For transduction of OP9 stromal cells, 150 000 OP9-WT or OP9DL1 cells were seeded into a well of six-well plates with alpha MEM (Lonza, Verviers, Belgium) supplemented with 20% FCS-HI, l-glutamin and penicillin/streptomycin. The following day, OP9 cells were transduced with fresh or frozen viral supernatant containing 4 μg/ml proteamine sulfate (Sigma-Aldrich, St. Louis, MO, USA). After few days of culture transduced GFP+ cells were sorted, and stable OP9-pRRL-GFP (empty vector transduced), OP9-(DL1)- W3A (Wnt3a-transduced) and OP9-(DL1)-W5A (Wnt5a-transduced) cell lines were generated. Overexpression of the genes were then confirmed by Q-PCR gene analysis. The overexpression of DL1 gene was not altered in the transduced cell lines compared with untransduced or transduced with empty vector.

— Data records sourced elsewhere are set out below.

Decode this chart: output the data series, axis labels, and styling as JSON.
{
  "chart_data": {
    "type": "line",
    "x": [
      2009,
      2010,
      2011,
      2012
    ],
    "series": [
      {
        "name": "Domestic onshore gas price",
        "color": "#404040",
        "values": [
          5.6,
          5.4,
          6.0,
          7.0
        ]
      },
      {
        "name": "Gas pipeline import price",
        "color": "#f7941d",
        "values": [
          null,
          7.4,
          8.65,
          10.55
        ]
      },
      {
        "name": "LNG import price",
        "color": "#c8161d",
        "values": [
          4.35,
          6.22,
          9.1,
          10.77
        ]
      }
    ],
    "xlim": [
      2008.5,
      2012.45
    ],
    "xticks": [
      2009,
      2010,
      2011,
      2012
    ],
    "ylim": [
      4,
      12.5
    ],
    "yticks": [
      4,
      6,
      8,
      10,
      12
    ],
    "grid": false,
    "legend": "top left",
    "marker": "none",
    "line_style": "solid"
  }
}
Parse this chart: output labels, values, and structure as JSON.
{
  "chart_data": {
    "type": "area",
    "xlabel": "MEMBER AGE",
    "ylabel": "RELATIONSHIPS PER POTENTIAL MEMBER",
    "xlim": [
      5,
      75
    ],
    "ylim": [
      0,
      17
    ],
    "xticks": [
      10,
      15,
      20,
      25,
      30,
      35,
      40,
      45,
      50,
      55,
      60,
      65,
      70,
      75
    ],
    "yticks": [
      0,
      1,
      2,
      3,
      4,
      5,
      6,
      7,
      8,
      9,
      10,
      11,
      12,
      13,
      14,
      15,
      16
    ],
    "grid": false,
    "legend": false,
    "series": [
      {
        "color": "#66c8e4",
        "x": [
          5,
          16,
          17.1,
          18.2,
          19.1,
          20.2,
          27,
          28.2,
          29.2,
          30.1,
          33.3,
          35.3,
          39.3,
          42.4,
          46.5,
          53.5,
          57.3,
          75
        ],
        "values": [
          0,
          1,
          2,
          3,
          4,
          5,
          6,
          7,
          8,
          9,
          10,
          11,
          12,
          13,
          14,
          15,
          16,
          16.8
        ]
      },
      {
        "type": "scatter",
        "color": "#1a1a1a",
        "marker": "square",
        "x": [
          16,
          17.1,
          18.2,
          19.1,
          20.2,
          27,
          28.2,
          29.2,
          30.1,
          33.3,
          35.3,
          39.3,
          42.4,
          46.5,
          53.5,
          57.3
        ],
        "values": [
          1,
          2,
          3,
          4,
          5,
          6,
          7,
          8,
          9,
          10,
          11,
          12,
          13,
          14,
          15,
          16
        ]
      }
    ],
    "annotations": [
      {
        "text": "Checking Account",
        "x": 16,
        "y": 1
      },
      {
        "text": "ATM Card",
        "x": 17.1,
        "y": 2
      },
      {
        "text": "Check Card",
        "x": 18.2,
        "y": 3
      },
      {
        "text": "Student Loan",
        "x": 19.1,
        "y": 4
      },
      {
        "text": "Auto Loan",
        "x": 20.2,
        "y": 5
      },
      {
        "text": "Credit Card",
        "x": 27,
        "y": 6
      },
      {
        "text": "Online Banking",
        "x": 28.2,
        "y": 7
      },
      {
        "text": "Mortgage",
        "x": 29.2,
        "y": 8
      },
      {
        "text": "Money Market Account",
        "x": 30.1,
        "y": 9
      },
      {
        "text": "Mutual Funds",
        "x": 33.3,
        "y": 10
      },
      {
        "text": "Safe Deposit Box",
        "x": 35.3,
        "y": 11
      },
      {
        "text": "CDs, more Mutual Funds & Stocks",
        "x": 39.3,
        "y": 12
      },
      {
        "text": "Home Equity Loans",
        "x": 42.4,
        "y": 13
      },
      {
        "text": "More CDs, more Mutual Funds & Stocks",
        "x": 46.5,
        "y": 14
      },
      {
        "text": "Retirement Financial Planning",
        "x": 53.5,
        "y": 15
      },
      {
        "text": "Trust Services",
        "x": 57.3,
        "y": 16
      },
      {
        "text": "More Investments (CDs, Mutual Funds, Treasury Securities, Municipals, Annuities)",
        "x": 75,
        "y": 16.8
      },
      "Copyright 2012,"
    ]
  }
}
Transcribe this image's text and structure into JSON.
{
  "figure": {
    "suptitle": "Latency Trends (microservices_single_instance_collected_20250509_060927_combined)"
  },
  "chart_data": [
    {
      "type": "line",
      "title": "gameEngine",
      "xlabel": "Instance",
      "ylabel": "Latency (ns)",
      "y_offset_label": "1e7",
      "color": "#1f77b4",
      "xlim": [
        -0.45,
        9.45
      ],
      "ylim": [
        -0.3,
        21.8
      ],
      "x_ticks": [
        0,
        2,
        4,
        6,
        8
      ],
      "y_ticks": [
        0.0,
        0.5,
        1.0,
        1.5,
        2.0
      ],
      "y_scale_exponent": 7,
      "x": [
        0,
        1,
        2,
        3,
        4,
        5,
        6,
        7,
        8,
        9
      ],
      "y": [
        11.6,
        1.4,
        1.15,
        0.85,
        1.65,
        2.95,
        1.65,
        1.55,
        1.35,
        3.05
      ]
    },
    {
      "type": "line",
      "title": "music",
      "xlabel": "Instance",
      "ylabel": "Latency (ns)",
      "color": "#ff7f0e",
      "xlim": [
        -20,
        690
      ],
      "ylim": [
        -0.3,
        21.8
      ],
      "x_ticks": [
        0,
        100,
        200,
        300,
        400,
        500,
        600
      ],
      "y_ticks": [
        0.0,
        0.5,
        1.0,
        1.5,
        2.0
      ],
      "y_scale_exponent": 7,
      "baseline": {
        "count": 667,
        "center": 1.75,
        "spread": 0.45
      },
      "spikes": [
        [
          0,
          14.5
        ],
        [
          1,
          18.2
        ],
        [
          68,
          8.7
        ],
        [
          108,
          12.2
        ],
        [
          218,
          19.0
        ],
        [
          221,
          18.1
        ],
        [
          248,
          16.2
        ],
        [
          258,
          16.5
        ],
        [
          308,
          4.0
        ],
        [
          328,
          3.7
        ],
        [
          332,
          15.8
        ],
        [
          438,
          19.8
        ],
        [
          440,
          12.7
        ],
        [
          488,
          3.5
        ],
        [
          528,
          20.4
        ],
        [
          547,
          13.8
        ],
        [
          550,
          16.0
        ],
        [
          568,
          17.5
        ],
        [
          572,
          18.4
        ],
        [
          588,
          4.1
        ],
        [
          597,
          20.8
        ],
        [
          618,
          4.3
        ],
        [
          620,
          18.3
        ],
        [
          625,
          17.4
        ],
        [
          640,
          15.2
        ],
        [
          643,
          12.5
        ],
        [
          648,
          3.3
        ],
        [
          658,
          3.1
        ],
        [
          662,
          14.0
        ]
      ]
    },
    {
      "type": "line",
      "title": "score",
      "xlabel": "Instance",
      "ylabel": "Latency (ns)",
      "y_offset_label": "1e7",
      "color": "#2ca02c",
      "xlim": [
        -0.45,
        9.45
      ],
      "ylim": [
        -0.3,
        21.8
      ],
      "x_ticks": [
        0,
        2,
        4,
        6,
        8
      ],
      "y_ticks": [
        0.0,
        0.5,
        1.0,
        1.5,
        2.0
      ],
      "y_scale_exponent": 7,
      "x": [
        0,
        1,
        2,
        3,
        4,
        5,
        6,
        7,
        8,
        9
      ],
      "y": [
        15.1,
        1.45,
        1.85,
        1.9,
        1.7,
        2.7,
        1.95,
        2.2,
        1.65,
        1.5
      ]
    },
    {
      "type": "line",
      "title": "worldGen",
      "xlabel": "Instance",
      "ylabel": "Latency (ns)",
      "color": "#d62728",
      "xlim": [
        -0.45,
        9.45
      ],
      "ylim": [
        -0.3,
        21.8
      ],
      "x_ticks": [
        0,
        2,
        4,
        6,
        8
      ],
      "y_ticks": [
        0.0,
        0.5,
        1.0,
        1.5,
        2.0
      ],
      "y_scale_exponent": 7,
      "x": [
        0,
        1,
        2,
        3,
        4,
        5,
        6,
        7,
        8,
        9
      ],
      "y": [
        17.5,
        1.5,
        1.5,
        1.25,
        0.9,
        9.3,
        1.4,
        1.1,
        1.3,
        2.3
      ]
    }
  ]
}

Coculture of fetal liver cells with OP9 cell lines

For different experiments various conditions of OP9 co-cultures were used as follows: OP9-WT, OP9-DL1-GFP, OP9-WT/DL1 (1 : 1), OP9-DLW3A, OP9-DLW5A, OP9-DLW3A/DL1 (1:1), OP9-DLW3A/DL1 (1 : 10) and OP9-DLW3A/DL1 (1 : 100). In all conditions 50 000 total fetal liver cells were cultured on confluent layers of OP9 cells, with AlphaMEM 10% FCS containing 50 ng/ml rmSCF, 10 ng/ml rmFlt3L and 10 ng/ml rmIL-7 (all cytokines from R&D systems, Minneapolis, MN, USA) in a well of 24-wells plate. For different purposes, cells were harvested after 6 h, 24 h, 3, 7 or 14 days of culture and stained for flow cytometric analysis.

In vivo transplantation assay

Transplantation assays were performed with the CD45.1/CD45.2 system. LSK cells were sorted from CD45.2 WT fetal liver mice, overnight stimulated in stemspan in presence of Flt3-L (50 ng/ml), TPO (10 ng/ml) and SCF (100 ng/ml). Next day, sorted LSKs were transduced by means of Retronectin (Takara Bio Inc., Kusatsu, Japan) with SFFV-IRES-GFP or SFFV-Wnt3a-IRES-GFP or SFFV-Wnt5a-IRES-GFP. The viral supernatants were titrated in advance to obtain equal transduction efficiency (~50%). One day after transduction 5 × 103 bulk transduced LSK cells were transplanted intravenously into lethally irradiated (8 Gy) CD45.1 (9–12 weeks) mice together with 5 × 105 CD45.1 spleen support cells. Chimeras was analyzed at 4, 8 and 12 weeks after transplantation in peripheral blood, and mice were killed for analysis at 16 weeks post transplantation. Mice were considered repopulated when >1% multilineage CD45.2 cells could be detected in nucleated peripheral blood cells 3 months after transplantation.